これでもほぼ正解ですが、もう少し掘り下げると、以下の構造と位置関係になります。
⇩赤枠の拡大図⇩
1. 上腕骨大結節と小結節間に凹状の結節間溝が存在する。
2. 結節間溝上にSGHL(上関節上腕靭帯)が前方から下方をらせん状に巻き、LHB(上腕二頭筋長頭腱)導通路を形成する。
3. LHBがその上に乗っかる。
4. CHL(烏口上腕靭帯)が全体を表面から覆いかぶさるように付着し全体を補強する。
また、類似した報告ですがこちらの論文では、烏口上腕靭帯は上腕二頭筋長頭腱や上関節上腕靭帯に加え棘下筋や棘上筋、肩甲下筋に至るまで腱板構成筋全体を包み込んでいると報告しています。

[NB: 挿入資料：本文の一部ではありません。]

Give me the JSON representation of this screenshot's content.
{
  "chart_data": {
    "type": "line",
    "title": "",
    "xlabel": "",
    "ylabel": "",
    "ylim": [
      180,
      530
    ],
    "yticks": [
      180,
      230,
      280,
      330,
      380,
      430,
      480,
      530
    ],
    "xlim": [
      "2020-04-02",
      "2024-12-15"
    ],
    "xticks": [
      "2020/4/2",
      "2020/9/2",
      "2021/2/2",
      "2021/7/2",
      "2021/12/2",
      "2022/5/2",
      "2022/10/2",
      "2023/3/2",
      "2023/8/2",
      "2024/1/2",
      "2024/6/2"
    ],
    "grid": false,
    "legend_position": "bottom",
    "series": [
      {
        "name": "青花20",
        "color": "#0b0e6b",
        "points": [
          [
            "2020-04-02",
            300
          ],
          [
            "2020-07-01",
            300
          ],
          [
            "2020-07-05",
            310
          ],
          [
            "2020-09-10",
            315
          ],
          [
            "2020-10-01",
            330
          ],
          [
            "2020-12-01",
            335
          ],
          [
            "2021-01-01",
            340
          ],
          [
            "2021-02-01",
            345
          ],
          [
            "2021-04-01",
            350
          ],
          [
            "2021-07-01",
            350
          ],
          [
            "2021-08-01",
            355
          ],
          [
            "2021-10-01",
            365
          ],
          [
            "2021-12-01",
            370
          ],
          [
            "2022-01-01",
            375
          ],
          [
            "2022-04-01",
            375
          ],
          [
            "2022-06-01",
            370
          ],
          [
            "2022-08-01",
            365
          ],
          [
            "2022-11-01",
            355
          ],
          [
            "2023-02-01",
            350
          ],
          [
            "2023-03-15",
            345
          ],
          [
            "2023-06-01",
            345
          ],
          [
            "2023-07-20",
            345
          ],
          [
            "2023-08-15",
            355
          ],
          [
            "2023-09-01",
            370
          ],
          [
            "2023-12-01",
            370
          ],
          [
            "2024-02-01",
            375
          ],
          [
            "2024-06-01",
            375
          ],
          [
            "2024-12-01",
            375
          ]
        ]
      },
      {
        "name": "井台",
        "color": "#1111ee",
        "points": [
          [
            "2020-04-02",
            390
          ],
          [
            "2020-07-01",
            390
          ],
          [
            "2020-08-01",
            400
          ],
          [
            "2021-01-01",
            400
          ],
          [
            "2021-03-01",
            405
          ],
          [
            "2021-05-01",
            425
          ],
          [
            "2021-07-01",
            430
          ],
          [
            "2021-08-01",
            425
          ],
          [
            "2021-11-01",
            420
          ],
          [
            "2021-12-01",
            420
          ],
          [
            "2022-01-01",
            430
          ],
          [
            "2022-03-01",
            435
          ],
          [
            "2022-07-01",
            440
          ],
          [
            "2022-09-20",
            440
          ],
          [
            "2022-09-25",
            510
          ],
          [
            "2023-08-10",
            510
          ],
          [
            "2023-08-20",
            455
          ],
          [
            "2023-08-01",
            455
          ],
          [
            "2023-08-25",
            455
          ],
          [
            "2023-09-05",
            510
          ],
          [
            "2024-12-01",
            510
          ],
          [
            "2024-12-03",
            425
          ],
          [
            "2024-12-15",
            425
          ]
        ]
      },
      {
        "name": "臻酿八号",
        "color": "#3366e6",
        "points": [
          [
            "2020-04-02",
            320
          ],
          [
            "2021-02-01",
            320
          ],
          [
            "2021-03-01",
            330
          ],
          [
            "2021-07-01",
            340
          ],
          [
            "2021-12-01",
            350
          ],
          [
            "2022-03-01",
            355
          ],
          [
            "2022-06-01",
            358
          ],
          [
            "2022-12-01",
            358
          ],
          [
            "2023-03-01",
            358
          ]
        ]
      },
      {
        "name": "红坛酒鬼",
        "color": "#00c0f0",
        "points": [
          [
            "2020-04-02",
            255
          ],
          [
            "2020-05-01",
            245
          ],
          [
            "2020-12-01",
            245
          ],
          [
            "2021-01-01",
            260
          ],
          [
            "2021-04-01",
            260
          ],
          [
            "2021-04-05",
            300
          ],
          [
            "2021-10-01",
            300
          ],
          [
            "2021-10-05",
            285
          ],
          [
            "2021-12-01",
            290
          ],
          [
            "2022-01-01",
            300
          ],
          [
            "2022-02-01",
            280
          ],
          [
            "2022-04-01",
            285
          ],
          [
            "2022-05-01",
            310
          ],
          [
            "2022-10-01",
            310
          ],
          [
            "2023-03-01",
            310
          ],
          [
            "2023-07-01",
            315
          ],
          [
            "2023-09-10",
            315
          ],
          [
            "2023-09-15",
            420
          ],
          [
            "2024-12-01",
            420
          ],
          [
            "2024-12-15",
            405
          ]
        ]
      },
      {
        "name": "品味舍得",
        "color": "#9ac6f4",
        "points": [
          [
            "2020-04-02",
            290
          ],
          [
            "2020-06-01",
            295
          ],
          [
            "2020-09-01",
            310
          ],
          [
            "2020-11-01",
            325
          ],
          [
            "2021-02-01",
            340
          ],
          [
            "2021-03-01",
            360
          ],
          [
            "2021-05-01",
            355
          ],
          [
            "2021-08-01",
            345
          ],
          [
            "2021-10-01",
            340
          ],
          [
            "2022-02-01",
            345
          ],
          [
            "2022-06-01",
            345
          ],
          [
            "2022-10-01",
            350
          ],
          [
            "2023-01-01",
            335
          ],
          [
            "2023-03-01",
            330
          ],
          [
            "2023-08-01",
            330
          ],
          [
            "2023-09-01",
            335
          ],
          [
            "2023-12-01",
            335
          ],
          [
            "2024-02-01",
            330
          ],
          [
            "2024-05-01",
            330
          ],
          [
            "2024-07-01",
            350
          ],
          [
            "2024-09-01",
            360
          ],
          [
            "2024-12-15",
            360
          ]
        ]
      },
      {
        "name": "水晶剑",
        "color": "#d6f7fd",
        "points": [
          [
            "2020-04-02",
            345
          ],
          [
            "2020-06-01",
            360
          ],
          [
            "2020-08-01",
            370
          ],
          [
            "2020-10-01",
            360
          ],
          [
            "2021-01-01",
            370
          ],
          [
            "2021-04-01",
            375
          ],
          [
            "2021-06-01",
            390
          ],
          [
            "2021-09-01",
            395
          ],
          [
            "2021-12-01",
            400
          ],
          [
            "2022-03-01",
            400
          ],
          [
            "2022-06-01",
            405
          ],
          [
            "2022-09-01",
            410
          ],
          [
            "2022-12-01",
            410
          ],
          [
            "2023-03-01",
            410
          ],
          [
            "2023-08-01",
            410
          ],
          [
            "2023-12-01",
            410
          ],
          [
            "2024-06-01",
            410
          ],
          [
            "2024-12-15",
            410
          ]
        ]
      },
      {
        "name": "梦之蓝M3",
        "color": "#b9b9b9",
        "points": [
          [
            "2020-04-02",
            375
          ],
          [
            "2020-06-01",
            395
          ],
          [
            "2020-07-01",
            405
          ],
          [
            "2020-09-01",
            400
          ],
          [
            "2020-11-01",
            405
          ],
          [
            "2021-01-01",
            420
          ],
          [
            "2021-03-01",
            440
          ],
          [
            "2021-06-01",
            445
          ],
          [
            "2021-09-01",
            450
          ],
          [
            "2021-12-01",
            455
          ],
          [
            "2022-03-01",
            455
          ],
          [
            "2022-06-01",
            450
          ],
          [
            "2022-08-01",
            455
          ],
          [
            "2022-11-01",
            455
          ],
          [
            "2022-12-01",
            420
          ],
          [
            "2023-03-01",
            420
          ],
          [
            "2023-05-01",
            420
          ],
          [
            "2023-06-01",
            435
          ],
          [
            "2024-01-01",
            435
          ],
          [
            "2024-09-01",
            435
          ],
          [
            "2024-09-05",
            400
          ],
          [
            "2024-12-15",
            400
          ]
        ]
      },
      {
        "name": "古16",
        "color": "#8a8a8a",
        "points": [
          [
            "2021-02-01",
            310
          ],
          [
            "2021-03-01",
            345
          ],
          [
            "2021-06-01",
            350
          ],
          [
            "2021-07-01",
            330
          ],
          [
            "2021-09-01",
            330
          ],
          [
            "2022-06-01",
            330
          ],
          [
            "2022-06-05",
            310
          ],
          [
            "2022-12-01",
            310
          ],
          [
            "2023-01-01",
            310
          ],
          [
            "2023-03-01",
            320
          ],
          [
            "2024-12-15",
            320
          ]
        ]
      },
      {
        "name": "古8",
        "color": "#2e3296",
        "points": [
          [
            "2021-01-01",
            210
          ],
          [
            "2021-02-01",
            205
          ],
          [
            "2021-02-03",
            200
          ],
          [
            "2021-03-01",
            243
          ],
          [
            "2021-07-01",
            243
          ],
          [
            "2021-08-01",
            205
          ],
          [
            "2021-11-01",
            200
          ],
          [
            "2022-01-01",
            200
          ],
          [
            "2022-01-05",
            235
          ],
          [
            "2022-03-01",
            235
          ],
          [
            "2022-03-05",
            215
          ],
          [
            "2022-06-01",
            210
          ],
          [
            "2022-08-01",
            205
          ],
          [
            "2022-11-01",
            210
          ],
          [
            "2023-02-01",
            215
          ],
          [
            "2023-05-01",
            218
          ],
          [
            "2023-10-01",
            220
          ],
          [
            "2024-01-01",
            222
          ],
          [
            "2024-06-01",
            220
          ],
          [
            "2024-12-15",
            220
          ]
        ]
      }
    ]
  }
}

私はこれらの構造を知ったとき、諸先生方が述べられている”烏口上腕靭帯はただの厄介者ではなく、肩前上方支持組織の安定性に大きく寄与する”という意味が初めて理解できました。
また、これらの図をみると烏口上腕靭帯を含めた前上方支持組織の機能低下(弛緩)は肩関節外旋時の骨頭下方不安定性Sulcus signが生じやすいというのもイメージしやすいかと思います。
そうです。烏口上腕靭帯は臨床上とても重要な組織なのです。